You can filter handler functions by using the before, after, or filter methods on the routing function builder. With annotations, you can achieve similar functionality by using @ControllerAdvice, a ServletFilter, or both. The filter will apply to all routes that are built by the builder. This means that filters defined in nested routes do not apply to "top-level" routes. For instance, consider the following example:

Java
Kotlin

RouterFunction<ServerResponse> route = route()
	.path("/person", b1 -> b1
		.nest(accept(APPLICATION_JSON), b2 -> b2
			.GET("/{id}", handler::getPerson)
			.GET(handler::listPeople)
			.before(request -> ServerRequest.from(request) (1)
				.header("X-RequestHeader", "Value")
				.build()))
		.POST(handler::createPerson))
	.after((request, response) -> logResponse(response)) (2)
	.build();

1	The `before` filter that adds a custom request header is only applied to the two GET routes.
2	The `after` filter that logs the response is applied to all routes, including the nested ones.

val route = router {
	"/person".nest {
		GET("/{id}", handler::getPerson)
		GET("", handler::listPeople)
		before { (1)
			ServerRequest.from(it)
					.header("X-RequestHeader", "Value").build()
		}
		POST(handler::createPerson)
		after { _, response -> (2)
			logResponse(response)
		}
	}
}

1	The `before` filter that adds a custom request header is only applied to the two GET routes.
2	The `after` filter that logs the response is applied to all routes, including the nested ones.
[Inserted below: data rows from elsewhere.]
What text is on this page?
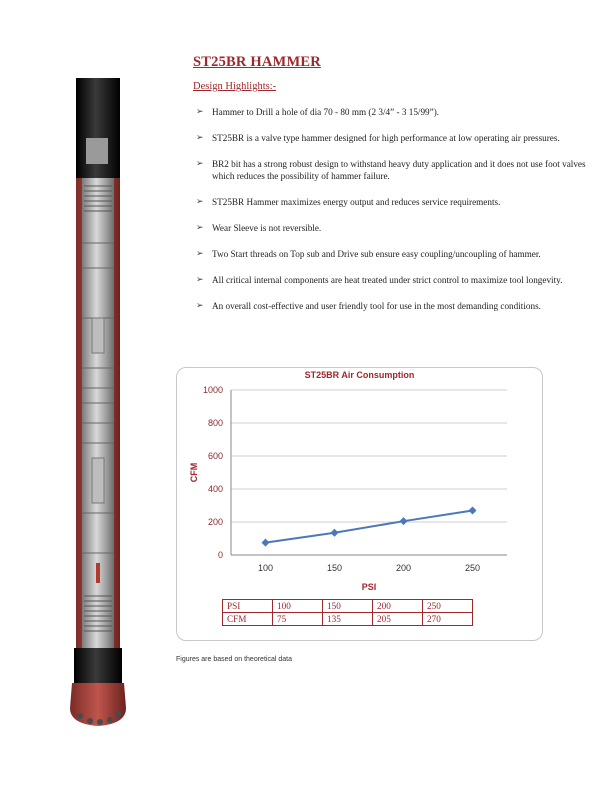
ST25BR HAMMER
Design Highlights:-
➢ Hammer to Drill a hole of dia 70 - 80 mm (2 3/4” - 3 15/99”).
➢ ST25BR is a valve type hammer designed for high performance at low operating air pressures.
➢ BR2 bit has a strong robust design to withstand heavy duty application and it does not use foot valves which reduces the possibility of hammer failure.
➢ ST25BR Hammer maximizes energy output and reduces service requirements.
➢ Wear Sleeve is not reversible.
➢ Two Start threads on Top sub and Drive sub ensure easy coupling/uncoupling of hammer.
➢ All critical internal components are heat treated under strict control to maximize tool longevity.
➢ An overall cost-effective and user friendly tool for use in the most demanding conditions.
ST25BR Air Consumption
0
200
400
600
800
1000
100	150	200	250
CFM
PSI
PSI	100	150	200	250
CFM	75	135	205	270
Figures are based on theoretical data
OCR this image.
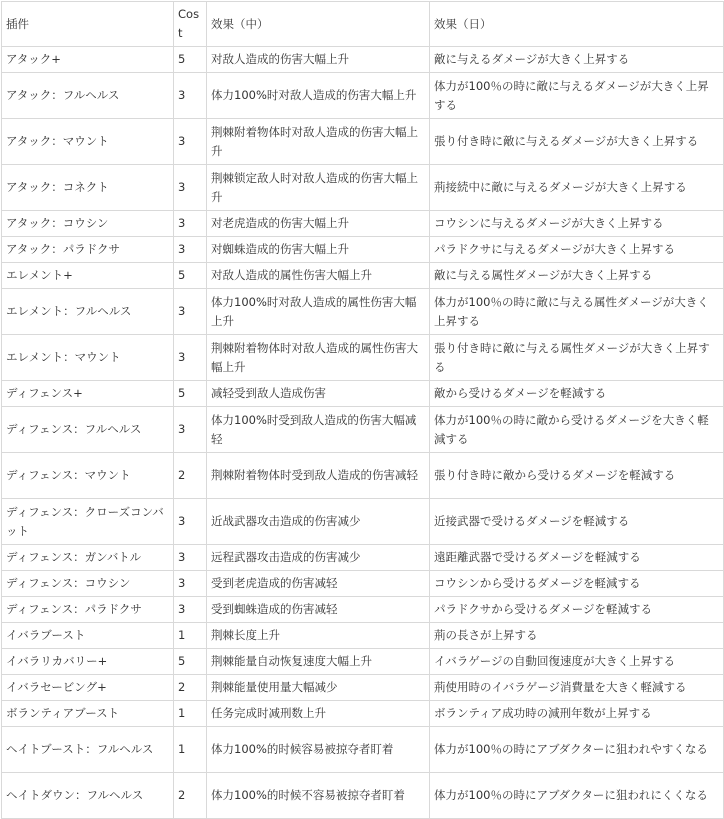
插件	Cost	效果（中）	效果（日）
アタック+	5	对敌人造成的伤害大幅上升	敵に与えるダメージが大きく上昇する
アタック：フルヘルス	3	体力100%时对敌人造成的伤害大幅上升	体力が100％の時に敵に与えるダメージが大きく上昇する
アタック：マウント	3	荆棘附着物体时对敌人造成的伤害大幅上升	張り付き時に敵に与えるダメージが大きく上昇する
アタック：コネクト	3	荆棘锁定敌人时对敌人造成的伤害大幅上升	荊接続中に敵に与えるダメージが大きく上昇する
アタック：コウシン	3	对老虎造成的伤害大幅上升	コウシンに与えるダメージが大きく上昇する
アタック：パラドクサ	3	对蜘蛛造成的伤害大幅上升	パラドクサに与えるダメージが大きく上昇する
エレメント+	5	对敌人造成的属性伤害大幅上升	敵に与える属性ダメージが大きく上昇する
エレメント：フルヘルス	3	体力100%时对敌人造成的属性伤害大幅上升	体力が100％の時に敵に与える属性ダメージが大きく上昇する
エレメント：マウント	3	荆棘附着物体时对敌人造成的属性伤害大幅上升	張り付き時に敵に与える属性ダメージが大きく上昇する
ディフェンス+	5	减轻受到敌人造成伤害	敵から受けるダメージを軽減する
ディフェンス：フルヘルス	3	体力100%时受到敌人造成的伤害大幅减轻	体力が100％の時に敵から受けるダメージを大きく軽減する
ディフェンス：マウント	2	荆棘附着物体时受到敌人造成的伤害减轻	張り付き時に敵から受けるダメージを軽減する
ディフェンス：クローズコンバット	3	近战武器攻击造成的伤害减少	近接武器で受けるダメージを軽減する
ディフェンス：ガンバトル	3	远程武器攻击造成的伤害减少	遠距離武器で受けるダメージを軽減する
ディフェンス：コウシン	3	受到老虎造成的伤害减轻	コウシンから受けるダメージを軽減する
ディフェンス：パラドクサ	3	受到蜘蛛造成的伤害减轻	パラドクサから受けるダメージを軽減する
イバラブースト	1	荆棘长度上升	荊の長さが上昇する
イバラリカバリー+	5	荆棘能量自动恢复速度大幅上升	イバラゲージの自動回復速度が大きく上昇する
イバラセービング+	2	荆棘能量使用量大幅减少	荊使用時のイバラゲージ消費量を大きく軽減する
ボランティアブースト	1	任务完成时减刑数上升	ボランティア成功時の減刑年数が上昇する
ヘイトブースト：フルヘルス	1	体力100%的时候容易被掠夺者盯着	体力が100％の時にアブダクターに狙われやすくなる
ヘイトダウン：フルヘルス	2	体力100%的时候不容易被掠夺者盯着	体力が100％の時にアブダクターに狙われにくくなる
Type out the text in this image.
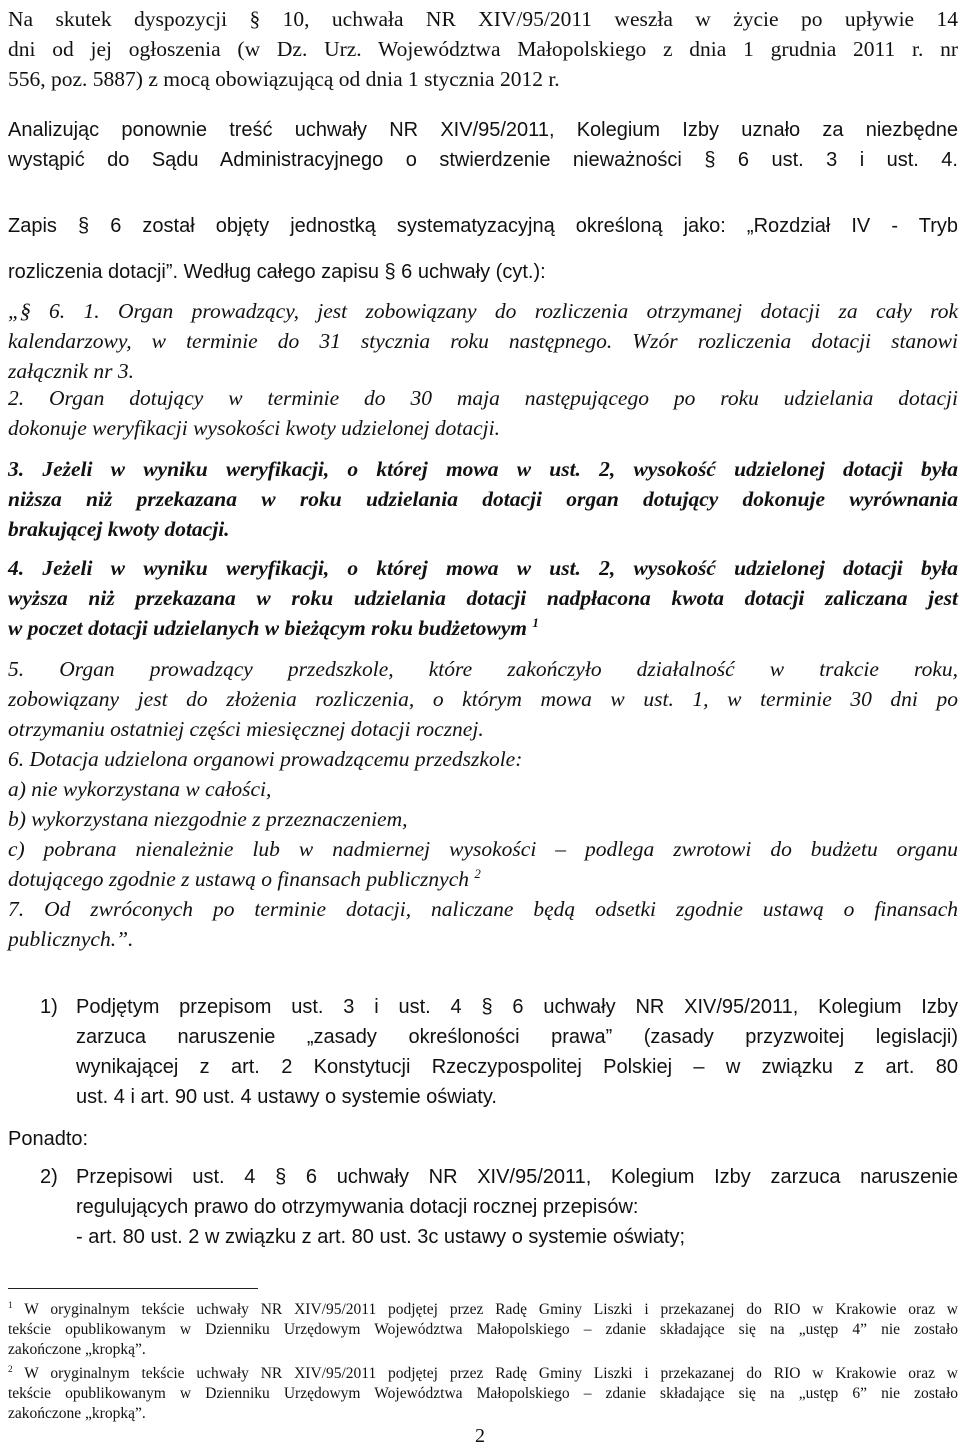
Na skutek dyspozycji § 10, uchwała NR XIV/95/2011 weszła w życie po upływie 14
dni od jej ogłoszenia (w Dz. Urz. Województwa Małopolskiego z dnia 1 grudnia 2011 r. nr
556, poz. 5887) z mocą obowiązującą od dnia 1 stycznia 2012 r.

Analizując ponownie treść uchwały NR XIV/95/2011, Kolegium Izby uznało za niezbędne
wystąpić do Sądu Administracyjnego o stwierdzenie nieważności § 6 ust. 3 i ust. 4.

Zapis § 6 został objęty jednostką systematyzacyjną określoną jako: „Rozdział IV - Tryb
rozliczenia dotacji”. Według całego zapisu § 6 uchwały (cyt.):

„§ 6. 1. Organ prowadzący, jest zobowiązany do rozliczenia otrzymanej dotacji za cały rok
kalendarzowy, w terminie do 31 stycznia roku następnego. Wzór rozliczenia dotacji stanowi
załącznik nr 3.

2. Organ dotujący w terminie do 30 maja następującego po roku udzielania dotacji
dokonuje weryfikacji wysokości kwoty udzielonej dotacji.

3. Jeżeli w wyniku weryfikacji, o której mowa w ust. 2, wysokość udzielonej dotacji była
niższa niż przekazana w roku udzielania dotacji organ dotujący dokonuje wyrównania
brakującej kwoty dotacji.

4. Jeżeli w wyniku weryfikacji, o której mowa w ust. 2, wysokość udzielonej dotacji była
wyższa niż przekazana w roku udzielania dotacji nadpłacona kwota dotacji zaliczana jest
w poczet dotacji udzielanych w bieżącym roku budżetowym $^1$

5. Organ prowadzący przedszkole, które zakończyło działalność w trakcie roku,
zobowiązany jest do złożenia rozliczenia, o którym mowa w ust. 1, w terminie 30 dni po
otrzymaniu ostatniej części miesięcznej dotacji rocznej.

6. Dotacja udzielona organowi prowadzącemu przedszkole:
a) nie wykorzystana w całości,
b) wykorzystana niezgodnie z przeznaczeniem,
c) pobrana nienależnie lub w nadmiernej wysokości – podlega zwrotowi do budżetu organu
dotującego zgodnie z ustawą o finansach publicznych $^2$

7. Od zwróconych po terminie dotacji, naliczane będą odsetki zgodnie ustawą o finansach
publicznych.”.

1) Podjętym przepisom ust. 3 i ust. 4 § 6 uchwały NR XIV/95/2011, Kolegium Izby
zarzuca naruszenie „zasady określoności prawa” (zasady przyzwoitej legislacji)
wynikającej z art. 2 Konstytucji Rzeczypospolitej Polskiej – w związku z art. 80
ust. 4 i art. 90 ust. 4 ustawy o systemie oświaty.

Ponadto:

2) Przepisowi ust. 4 § 6 uchwały NR XIV/95/2011, Kolegium Izby zarzuca naruszenie
regulujących prawo do otrzymywania dotacji rocznej przepisów:
- art. 80 ust. 2 w związku z art. 80 ust. 3c ustawy o systemie oświaty;

$^1$ W oryginalnym tekście uchwały NR XIV/95/2011 podjętej przez Radę Gminy Liszki i przekazanej do RIO w Krakowie oraz w
tekście opublikowanym w Dzienniku Urzędowym Województwa Małopolskiego – zdanie składające się na „ustęp 4” nie zostało
zakończone „kropką”.

$^2$ W oryginalnym tekście uchwały NR XIV/95/2011 podjętej przez Radę Gminy Liszki i przekazanej do RIO w Krakowie oraz w
tekście opublikowanym w Dzienniku Urzędowym Województwa Małopolskiego – zdanie składające się na „ustęp 6” nie zostało
zakończone „kropką”.

2
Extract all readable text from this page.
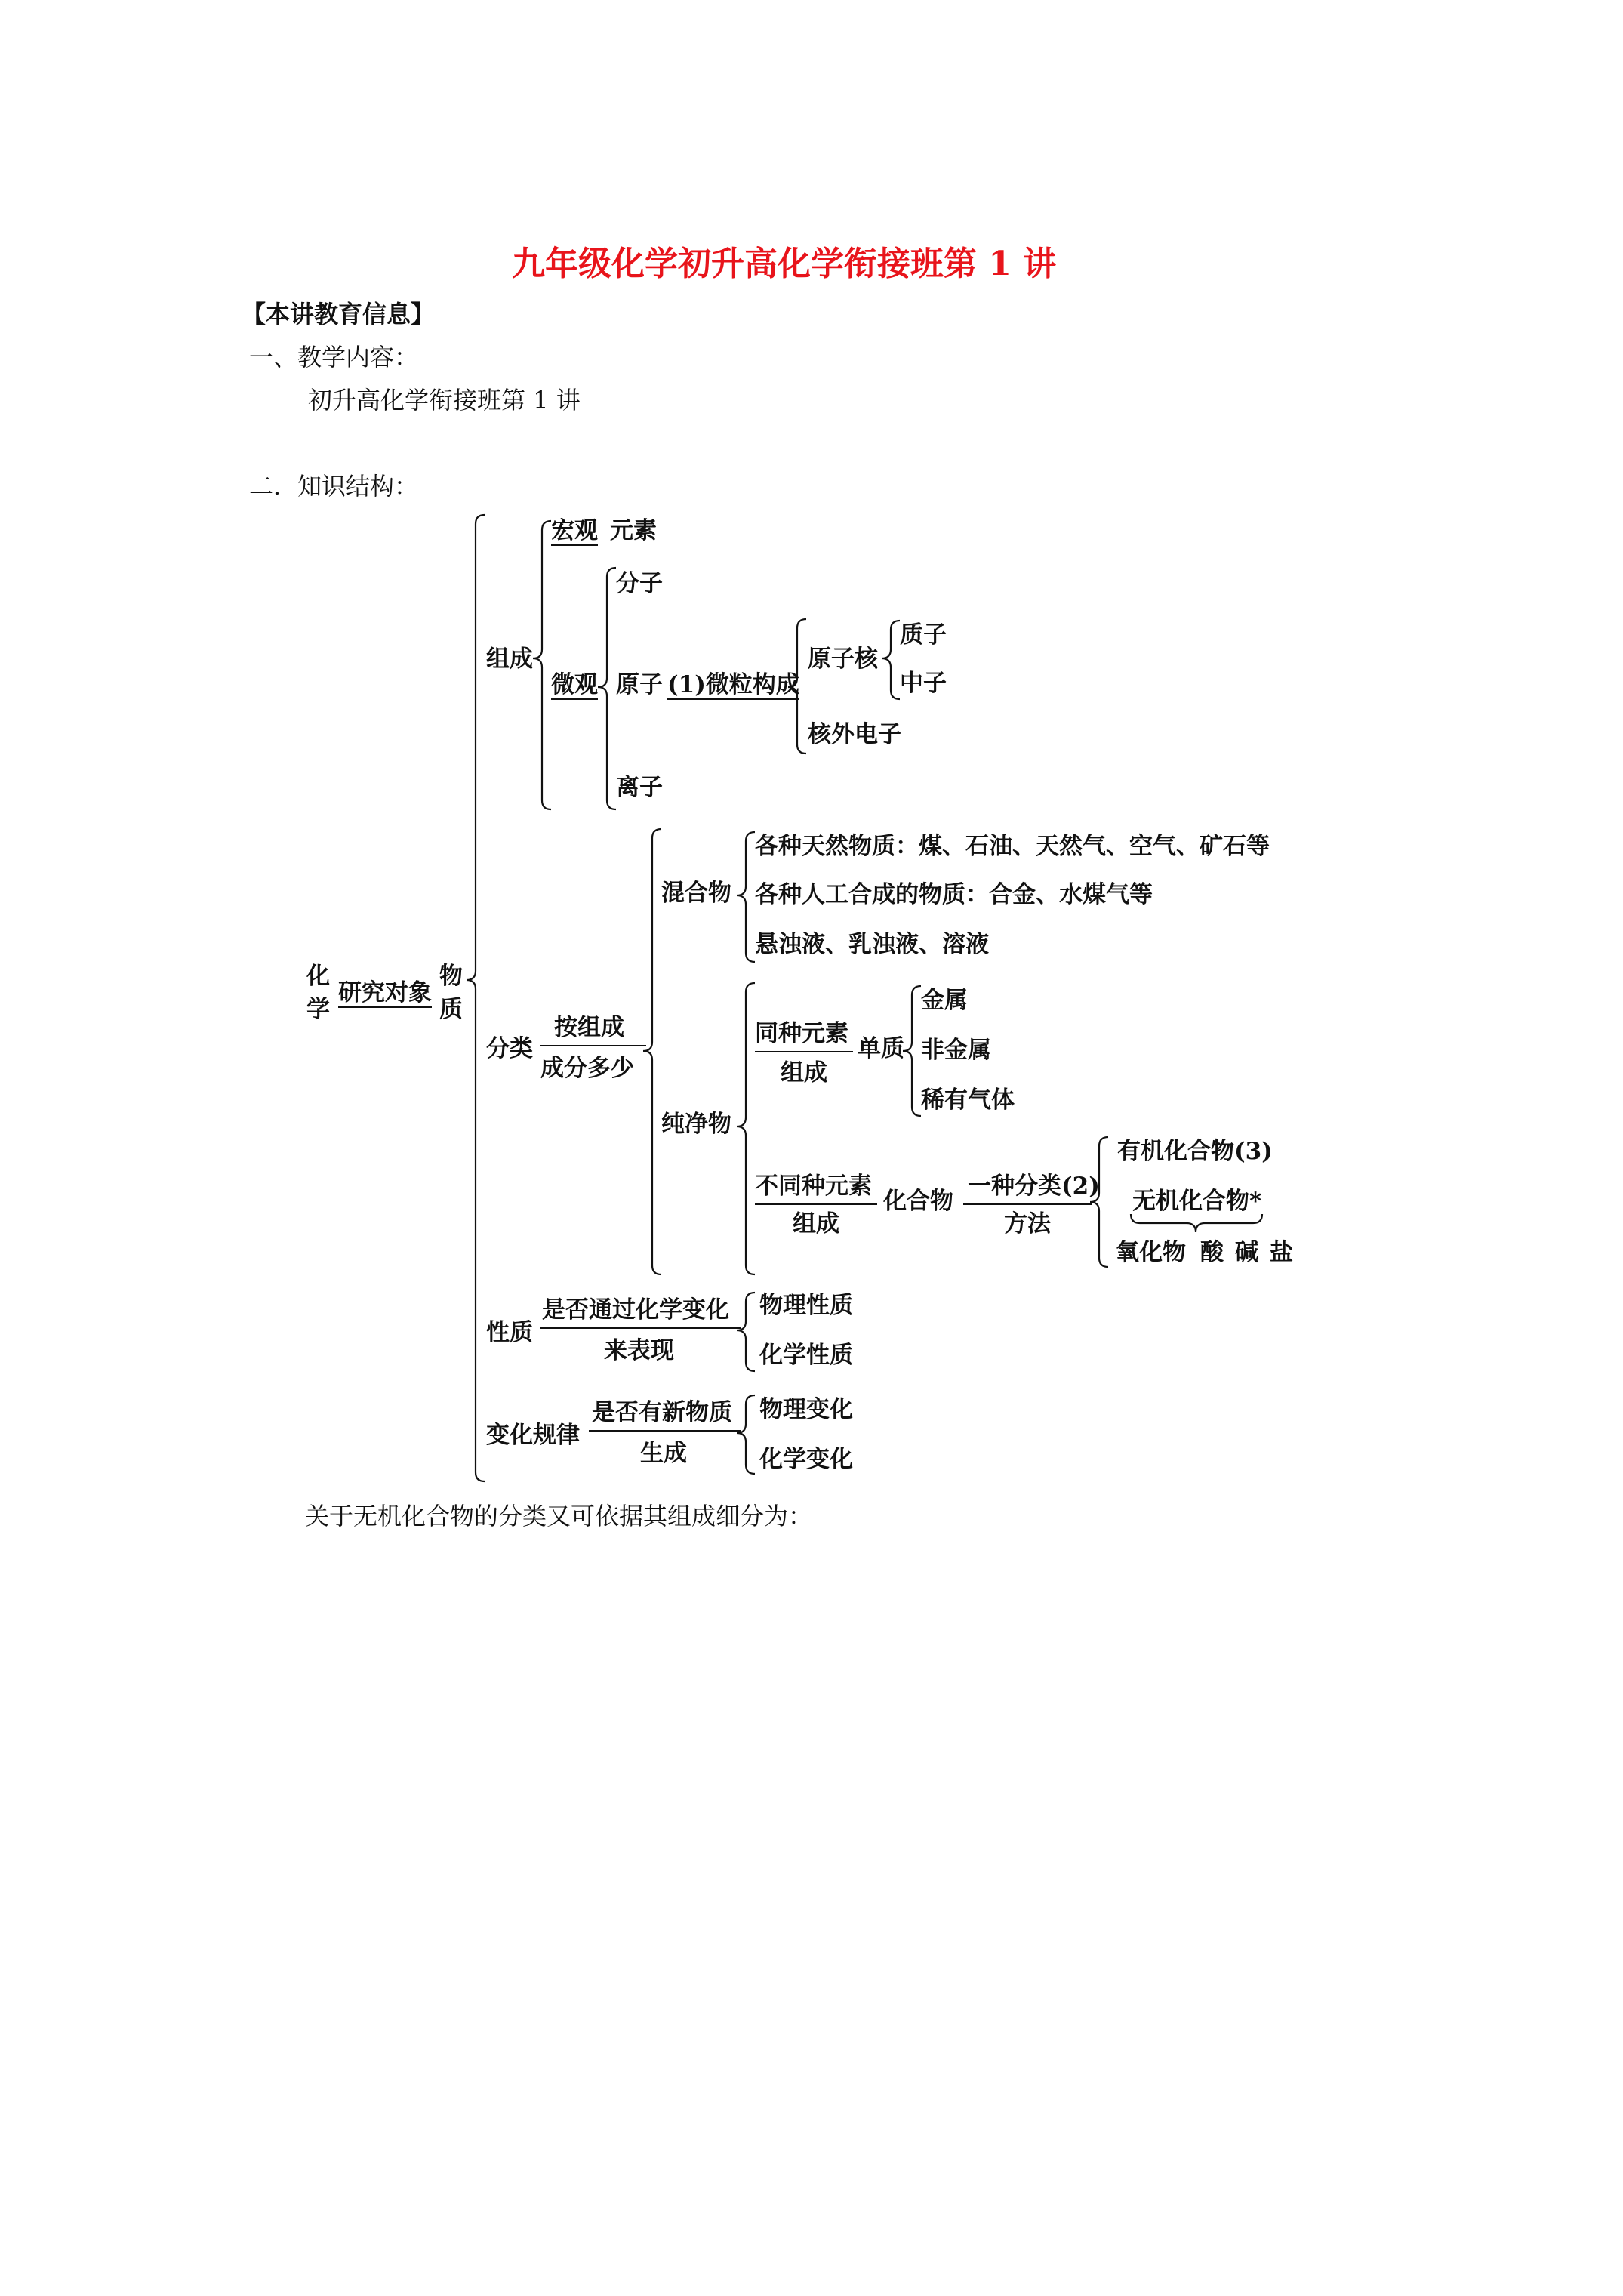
九年级化学初升高化学衔接班第 1 讲
【本讲教育信息】
一、教学内容：
初升高化学衔接班第 1 讲
二．知识结构：
化
学
研究对象
物
质
组成
宏观 元素
微观
分子
原子 (1)微粒构成
原子核
质子
中子
核外电子
离子
分类
按组成
成分多少
混合物
各种天然物质：煤、石油、天然气、空气、矿石等
各种人工合成的物质：合金、水煤气等
悬浊液、乳浊液、溶液
纯净物
同种元素
组成
单质
金属
非金属
稀有气体
不同种元素
组成
化合物
一种分类(2)
方法
有机化合物(3)
无机化合物*
氧化物 酸 碱 盐
性质
是否通过化学变化
来表现
物理性质
化学性质
变化规律
是否有新物质
生成
物理变化
化学变化
关于无机化合物的分类又可依据其组成细分为：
The filter method on the router builder takes a HandlerFilterFunction: a function that takes a ServerRequest and HandlerFunction and returns a ServerResponse. The handler function parameter represents the next element in the chain. This is typically the handler that is routed to, but it can also be another filter if multiple are applied.

Now we can add a simple security filter to our route, assuming that we have a SecurityManager that can determine whether a particular path is allowed. The following example shows how to do so:

Java
Kotlin

SecurityManager securityManager = ...

RouterFunction<ServerResponse> route = route()
	.path("/person", b1 -> b1
		.nest(accept(APPLICATION_JSON), b2 -> b2
			.GET("/{id}", handler::getPerson)
			.GET(handler::listPeople))
		.POST(handler::createPerson))
	.filter((request, next) -> {
		if (securityManager.allowAccessTo(request.path())) {
			return next.handle(request);
		}
		else {
			return ServerResponse.status(UNAUTHORIZED).build();
		}
	})
	.build();

val securityManager: SecurityManager = ...

val route = router {
		("/person" and accept(APPLICATION_JSON)).nest {
			GET("/{id}", handler::getPerson)
			GET("", handler::listPeople)
			POST(handler::createPerson)
			filter { request, next ->
				if (securityManager.allowAccessTo(request.path())) {
					next(request)
				}
				else {
					status(UNAUTHORIZED).build();
				}
			}
		}
	}

The preceding example demonstrates that invoking the next.handle(ServerRequest) is optional. We only let the handler function be run when access is allowed.

Besides using the filter method on the router function builder, it is possible to apply a filter to an existing router function via RouterFunction.filter(HandlerFilterFunction).

CORS support for functional endpoints is provided through a dedicated CorsWebFilter.